The First Galaxies in the Universe starts from basic physical principles before moving on to more advanced material. Topics include the gravitational growth of structure, the intergalactic medium, the formation and evolution of the first stars and black holes, feedback and galaxy evolution, reionization, 21-cm cosmology, and more.
Abraham Loeb is chair of the Astronomy Department and director of the Institute for Theory and Computation at Harvard University. Loeb is a member of the American Academy of Arts and Sciences. He is the author of How Did the First Stars and Galaxies Form? (Princeton). Steven R. Furlanetto is associate professor of physics and astronomy at the University of California, Los Angeles.
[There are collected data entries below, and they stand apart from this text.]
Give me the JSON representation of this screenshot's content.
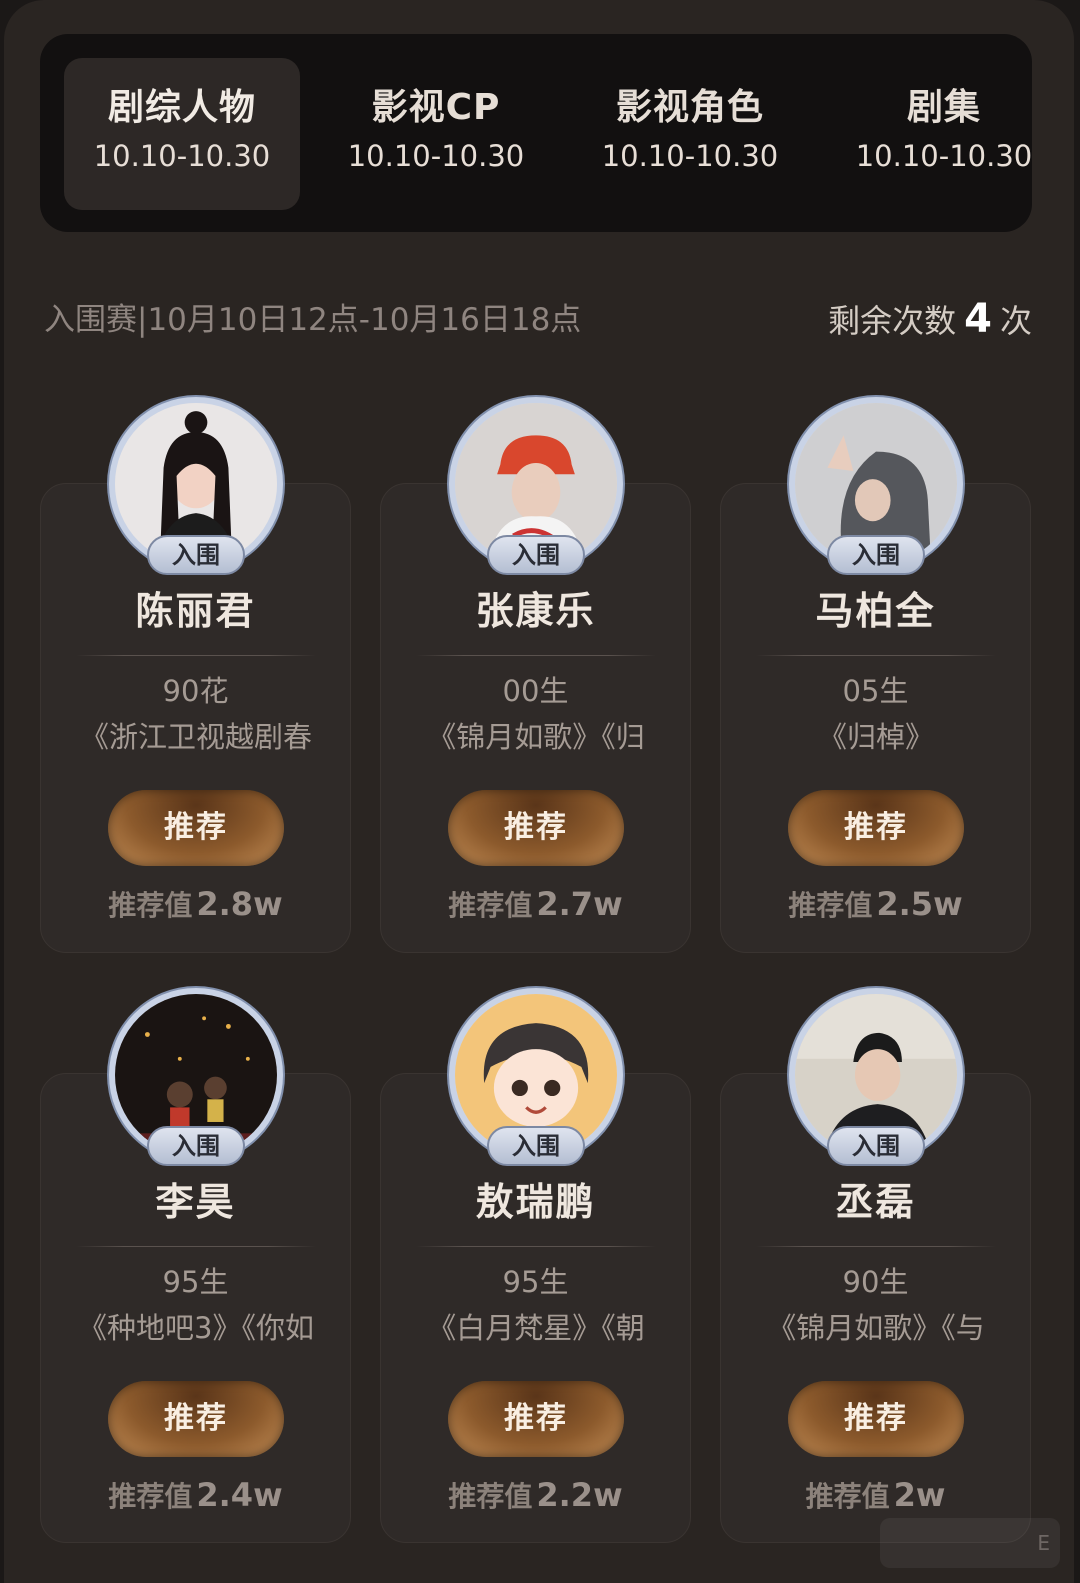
{
  "tabs": [
    {
      "title": "剧综人物",
      "date": "10.10-10.30",
      "active": true
    },
    {
      "title": "影视CP",
      "date": "10.10-10.30",
      "active": false
    },
    {
      "title": "影视角色",
      "date": "10.10-10.30",
      "active": false
    },
    {
      "title": "剧集",
      "date": "10.10-10.30",
      "active": false
    }
  ],
  "info": {
    "stage": "入围赛|10月10日12点-10月16日18点",
    "remaining_label": "剩余次数",
    "remaining_count": "4",
    "remaining_unit": "次"
  },
  "badge_label": "入围",
  "button_label": "推荐",
  "value_label": "推荐值",
  "cards": [
    {
      "name": "陈丽君",
      "tag": "90花",
      "works": "《浙江卫视越剧春",
      "value": "2.8w"
    },
    {
      "name": "张康乐",
      "tag": "00生",
      "works": "《锦月如歌》《归",
      "value": "2.7w"
    },
    {
      "name": "马柏全",
      "tag": "05生",
      "works": "《归棹》",
      "value": "2.5w"
    },
    {
      "name": "李昊",
      "tag": "95生",
      "works": "《种地吧3》《你如",
      "value": "2.4w"
    },
    {
      "name": "敖瑞鹏",
      "tag": "95生",
      "works": "《白月梵星》《朝",
      "value": "2.2w"
    },
    {
      "name": "丞磊",
      "tag": "90生",
      "works": "《锦月如歌》《与",
      "value": "2w"
    }
  ],
  "watermark": "E"
}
"Loeb and Furlanetto are highly respected theorists with international reputations, and together they make a perfect team. They have picked a timely moment to introduce this frontier topic to graduate students with a carefully crafted text such as this one. The First Galaxies in the Universe is self-contained, admirably complete, and remarkably up to date."
- Richard Ellis, California Institute of Technology
"Loeb and Furlanetto have produced a marvelous text. The coverage is comprehensive, the selection of figures and illustrations is very judicious, and whenever key concepts are introduced, the authors explain them using simplified back-of-the-envelope derivations. The First Galaxies in the Universe will be peerless for quite a while, and will inspire young people to enter this exciting field at a time when the pace of discovery is heating up."